Poems

I'm getting all my pennies in a bunch
and going on a trip across the country.
Ensuring that I have enough to munch,
I survey the recesses of my pantry.
Amidst stale cereals and staler cheeses,
I find a lotto ticket, never used.
That Lady Luck, she hands out as she pleases.
I check online, the site says: "prize refused".
The prize -- it would have been a million dollars
but only if I'd brought the ticket in.
I call upon the gentlemanly scholars.
At first I do not know where to begin.
But then I hit upon the winning gambit,
I tell them everyone gets lucky -- once.
Do not rob me, cause I'm no lucky bandit,
or fate itself will look at you askance.

You look so distant, sitting right across,
it might as well be on another planet.
Quite palpable, the sense of utter loss,
a gravesite monument in sterile granite.

Lips pursed, ensuring nothing, not a smile,
no, not even a hint could try escape.
Say anything, and it is drenched in bile,
Malevolent intent reveals its shape.

How did we get to this?

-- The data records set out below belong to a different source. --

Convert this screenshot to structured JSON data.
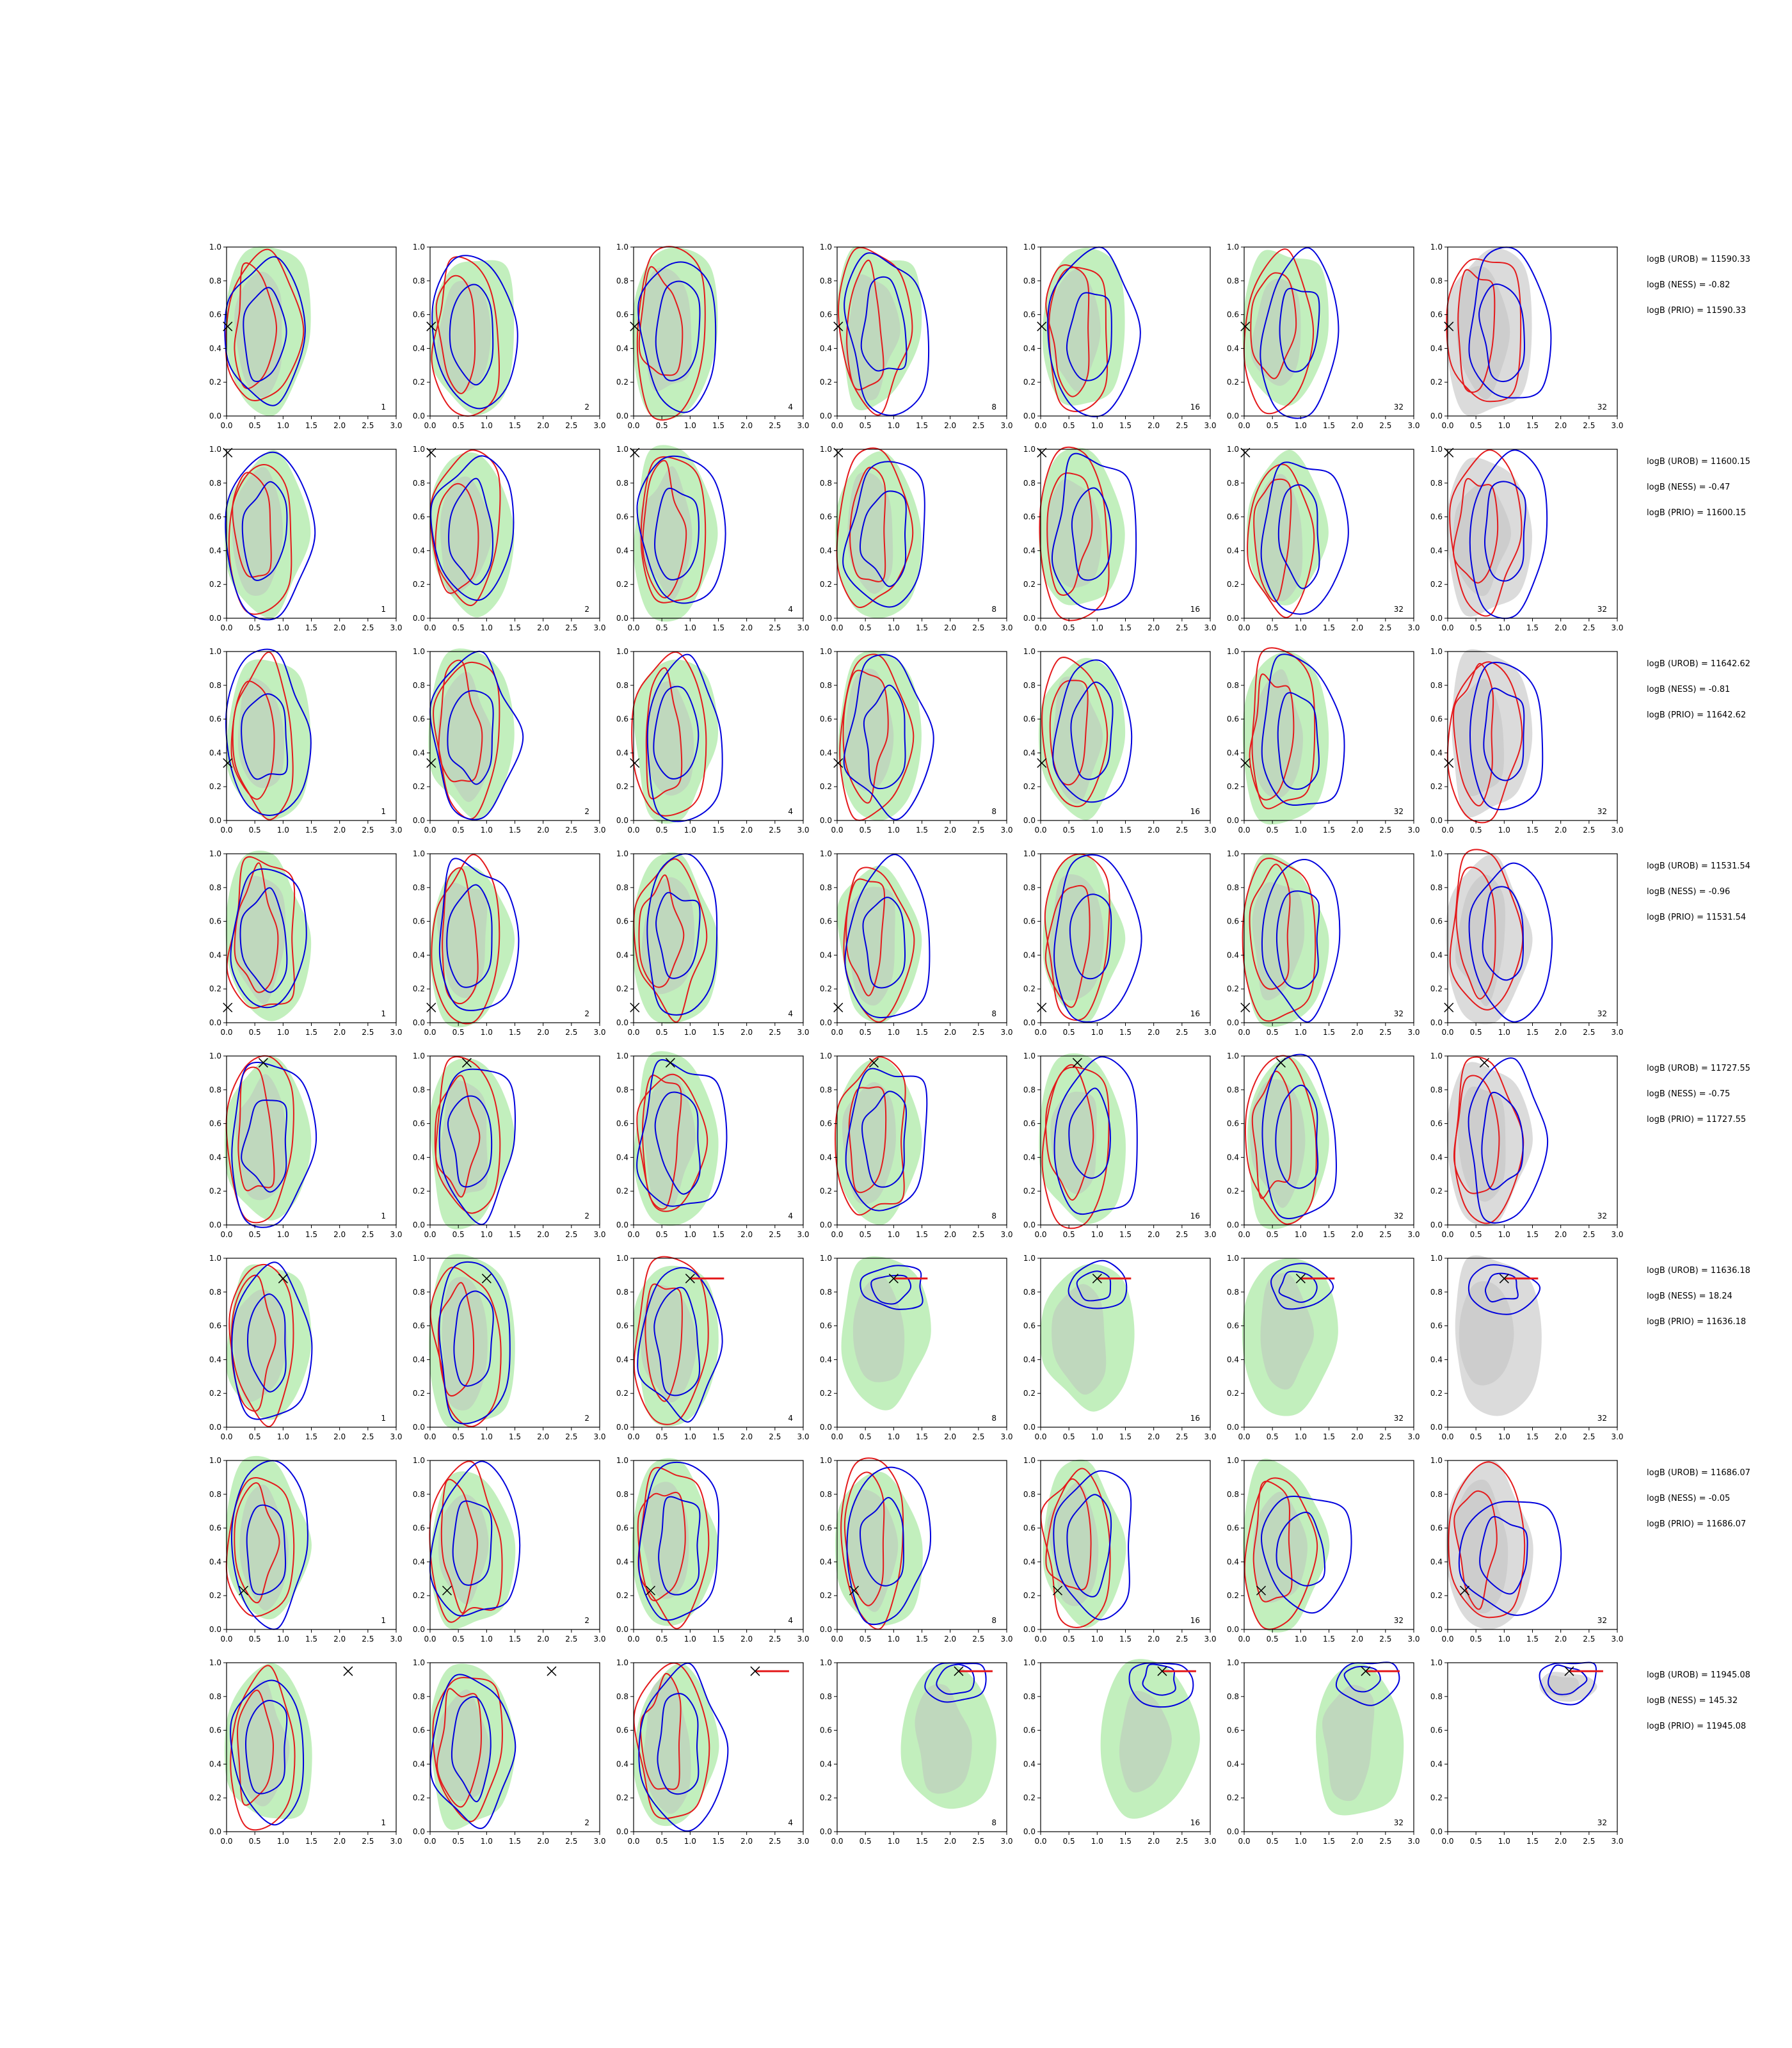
{
  "figure": {
    "rows": 8,
    "cols": 7,
    "col_labels": [
      "1",
      "2",
      "4",
      "8",
      "16",
      "32",
      "32"
    ],
    "colors": {
      "red_contour": "#e41a1c",
      "blue_contour": "#0000dd",
      "green_fill": "#b7ecb2",
      "grey_fill": "#bdbdbd",
      "marker": "#000000"
    }
  },
  "stats": [
    {
      "urob": "logB (UROB) = 11590.33",
      "ness": "logB (NESS) = -0.82",
      "prio": "logB (PRIO) = 11590.33"
    },
    {
      "urob": "logB (UROB) = 11600.15",
      "ness": "logB (NESS) = -0.47",
      "prio": "logB (PRIO) = 11600.15"
    },
    {
      "urob": "logB (UROB) = 11642.62",
      "ness": "logB (NESS) = -0.81",
      "prio": "logB (PRIO) = 11642.62"
    },
    {
      "urob": "logB (UROB) = 11531.54",
      "ness": "logB (NESS) = -0.96",
      "prio": "logB (PRIO) = 11531.54"
    },
    {
      "urob": "logB (UROB) = 11727.55",
      "ness": "logB (NESS) = -0.75",
      "prio": "logB (PRIO) = 11727.55"
    },
    {
      "urob": "logB (UROB) = 11636.18",
      "ness": "logB (NESS) = 18.24",
      "prio": "logB (PRIO) = 11636.18"
    },
    {
      "urob": "logB (UROB) = 11686.07",
      "ness": "logB (NESS) = -0.05",
      "prio": "logB (PRIO) = 11686.07"
    },
    {
      "urob": "logB (UROB) = 11945.08",
      "ness": "logB (NESS) = 145.32",
      "prio": "logB (PRIO) = 11945.08"
    }
  ],
  "chart_data": {
    "type": "contour-grid",
    "xlim": [
      0.0,
      3.0
    ],
    "ylim": [
      0.0,
      1.0
    ],
    "xticks": [
      "0.0",
      "0.5",
      "1.0",
      "1.5",
      "2.0",
      "2.5",
      "3.0"
    ],
    "yticks": [
      "0.0",
      "0.2",
      "0.4",
      "0.6",
      "0.8",
      "1.0"
    ],
    "rows": [
      {
        "marker": [
          0.02,
          0.53
        ],
        "style": "plain"
      },
      {
        "marker": [
          0.02,
          0.98
        ],
        "style": "plain"
      },
      {
        "marker": [
          0.02,
          0.34
        ],
        "style": "plain"
      },
      {
        "marker": [
          0.02,
          0.09
        ],
        "style": "plain"
      },
      {
        "marker": [
          0.65,
          0.96
        ],
        "style": "plain"
      },
      {
        "marker": [
          1.0,
          0.88
        ],
        "style": "peak"
      },
      {
        "marker": [
          0.3,
          0.23
        ],
        "style": "blob"
      },
      {
        "marker": [
          2.15,
          0.95
        ],
        "style": "peak"
      }
    ]
  }
}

What evil spirit
converted us to mortal enemies?
A subject we don't broach, cannot go near it,
as if no thing was wrong, no thing amiss...

Woke up one morning, and just said enough.
Let lawyers figure out that other stuff.

The meadow is awash in Black-Eyed Susans,
Plain dandelions calling a retreat.
Her ripe, full crimson lips smile as she loosens
the brightly colored skirt, then kicks her feet,
releasing each enraptured woven sandal,
its leather soaked by early morning dew,
and free now, and as naked as a scandal,
she laughs and swallows your faint "I love you."
What have you done, mere mortal, to deserve her?
You do not know. The thought fills you with fear.
It seems to you no judge, no sane observer,
would give you two a week, much less a year.
And then she hugs you tight, you grab her hips,
and heaven overwhelms your burning lips.

A sucker may indeed be born quite often,
though every minute seems a bit too much.
That rate, were it determined by a boffin
I might find it believable as such.

But as it were, P.T., he ran a circus,
a showman to the core, if ever was.
There must have been a calculated purpose,
that man would never act without a cause.

Did Barnum take his customers as chumps,
the suckers are the ones that bought his tickets;
the ones that having taken all their lumps
would press to shove their money through his wickets?

He sold you the illusion that you're able
to spot the sucker at life's poker table.